渡り鳥が旅立つその日まで


「なぁもう食っていい?」

だらしなくソファに凭れ掛かった男は目の前に座る私にそうお伺いを立ててきた。「どうぞ」と告げると、テーブルに置かれたピザを大きく切り分け、それを口の中にしまい込む。もぐもぐと思春期男子のように大きな口を開けて食べるその仕草に、こちらが胸やけしそうになる。私が頼んだちょっといい赤ワインを堪能している間にも、甚爾はビールとピザを交互に口に放り込んでいった。その有様はまるで高性能の掃除機みたいだ。


「お前食わねぇの?」
「食べるよ」
「ふーん」
「残しといてね」
「気が向いたらな」

これはあまり期待できないなと、ピザの隣に置かれたバーニャカウダを口に運ぶ。ピザがあと一切れ、というところで、ようやく甚爾の動く手が止まった。どうやら気が向いてくれたらしい。口休めか、私の食べていたバーニャカウダに手を伸ばし、「よくこんなただの野菜食えんな」と悪態を吐く。


「いいんだよ、飲むときには食べない主義なの」
「太るからか?」
「うっさい、甚爾」
「おっぱい小さくならねぇ程度にしとけよ」
「大きなお世話」


笑いながら残った一枚のピザに手を伸ばす。

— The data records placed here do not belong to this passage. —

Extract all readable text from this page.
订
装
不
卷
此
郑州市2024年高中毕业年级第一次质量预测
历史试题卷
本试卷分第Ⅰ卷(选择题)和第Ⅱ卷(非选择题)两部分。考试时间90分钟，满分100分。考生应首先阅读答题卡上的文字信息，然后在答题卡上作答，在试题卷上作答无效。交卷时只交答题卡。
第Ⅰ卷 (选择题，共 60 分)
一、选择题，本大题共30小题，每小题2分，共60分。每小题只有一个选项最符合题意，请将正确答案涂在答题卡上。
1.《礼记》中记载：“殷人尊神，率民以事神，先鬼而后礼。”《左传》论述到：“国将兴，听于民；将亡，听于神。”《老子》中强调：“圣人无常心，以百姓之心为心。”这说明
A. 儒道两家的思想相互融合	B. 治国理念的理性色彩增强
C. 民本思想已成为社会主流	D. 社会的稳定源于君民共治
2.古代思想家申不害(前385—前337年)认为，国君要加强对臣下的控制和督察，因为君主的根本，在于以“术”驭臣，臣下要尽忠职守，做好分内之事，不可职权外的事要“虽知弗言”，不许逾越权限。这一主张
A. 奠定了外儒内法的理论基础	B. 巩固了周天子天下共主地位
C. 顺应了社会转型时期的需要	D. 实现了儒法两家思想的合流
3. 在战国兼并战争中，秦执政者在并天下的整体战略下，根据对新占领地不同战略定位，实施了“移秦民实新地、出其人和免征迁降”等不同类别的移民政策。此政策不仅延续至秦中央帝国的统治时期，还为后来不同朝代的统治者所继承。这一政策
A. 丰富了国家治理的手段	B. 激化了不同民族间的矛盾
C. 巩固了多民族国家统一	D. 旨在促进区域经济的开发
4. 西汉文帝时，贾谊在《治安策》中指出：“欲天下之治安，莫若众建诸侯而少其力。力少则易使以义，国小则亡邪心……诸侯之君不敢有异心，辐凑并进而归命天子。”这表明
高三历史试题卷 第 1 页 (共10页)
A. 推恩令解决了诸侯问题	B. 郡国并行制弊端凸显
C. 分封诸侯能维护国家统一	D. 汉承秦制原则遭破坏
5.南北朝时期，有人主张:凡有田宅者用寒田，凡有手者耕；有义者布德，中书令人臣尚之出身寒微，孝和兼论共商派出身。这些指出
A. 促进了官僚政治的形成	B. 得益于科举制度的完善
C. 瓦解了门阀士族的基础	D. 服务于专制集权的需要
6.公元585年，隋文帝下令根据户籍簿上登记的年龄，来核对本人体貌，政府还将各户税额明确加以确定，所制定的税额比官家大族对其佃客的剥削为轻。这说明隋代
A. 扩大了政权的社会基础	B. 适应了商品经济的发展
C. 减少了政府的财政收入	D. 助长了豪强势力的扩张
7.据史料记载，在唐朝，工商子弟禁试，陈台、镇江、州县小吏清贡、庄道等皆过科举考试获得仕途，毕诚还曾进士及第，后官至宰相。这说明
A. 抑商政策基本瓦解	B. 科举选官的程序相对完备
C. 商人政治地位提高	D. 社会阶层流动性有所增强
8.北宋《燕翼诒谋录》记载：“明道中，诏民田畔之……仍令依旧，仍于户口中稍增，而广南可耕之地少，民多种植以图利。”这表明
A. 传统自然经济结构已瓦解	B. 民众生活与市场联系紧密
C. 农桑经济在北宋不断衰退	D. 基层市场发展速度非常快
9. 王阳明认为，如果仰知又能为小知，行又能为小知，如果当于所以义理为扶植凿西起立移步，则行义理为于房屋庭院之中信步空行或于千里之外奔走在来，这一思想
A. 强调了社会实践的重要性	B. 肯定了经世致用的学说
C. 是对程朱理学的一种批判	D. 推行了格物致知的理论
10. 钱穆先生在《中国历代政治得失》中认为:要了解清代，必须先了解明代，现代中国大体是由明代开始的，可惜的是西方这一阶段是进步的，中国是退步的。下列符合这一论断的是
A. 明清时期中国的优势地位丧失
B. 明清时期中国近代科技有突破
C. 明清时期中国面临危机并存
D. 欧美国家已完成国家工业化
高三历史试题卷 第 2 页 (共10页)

「おー食え食え」と甚爾は届いたばかりの子羊のローストを骨の部分を持ってがっつく。たまにすごく育ちがいいところを見せながらも、甚爾は大概無作法に食事を取る。さっきだってピザの取り分けの時には音も立てなかった。にも拘らず、甚爾の前に置かれたカトラリーには一度も触れていない。


「甚爾って本当に好きなように生きてるよね」
「あ?」
「たまに羨ましくなる」
「なに言ってんだよ」
「好きなもの食べて好きなことして、生きてるなぁって」
「そうでもねぇよ」


言葉を飲み込むように甚爾はビールを煽る。甚爾のことは、名前と連絡先すら知らない私にこれ以上甚爾へ掛ける言葉は見つからなかった。けどそれでいいと思った。この男には深く関わってはいけない。甚爾は、手綱なんてつけさせてくれない。行くところが無くなったら私のところへ来て、次の居場所が決まったら居なくなる。それを今まで何度も繰り返してきた。


「なんだよ」
「ううん、たくさん食べなね」
「こういう店は慣れねぇんだよな。早くなまえの家行こうぜ」
「はいはい、あと一杯飲んだらね」
「そんなん家でもいいだろ」


誘惑するように甚爾の指先が私の手の甲を撫でた。家に帰って待っていることを想像して、心臓が早鐘を鳴らす。私が少しずつ食べていたバーニャカウダを食べつくした甚爾が、子供のように「早くしろよ」と私を急かす。


「ごはん代くらいは楽しませてくれるんでしょうね?」
「意識がぶっ飛ぶまで楽しませてやるよ」

残っていたワインを一気に煽れば、喉が熱くなった。
鞄を持って席を立った。早く帰ろう。二人になれるところに行こう。たくさんたくさん愛してもらおう。渡り鳥が旅立つその日まで。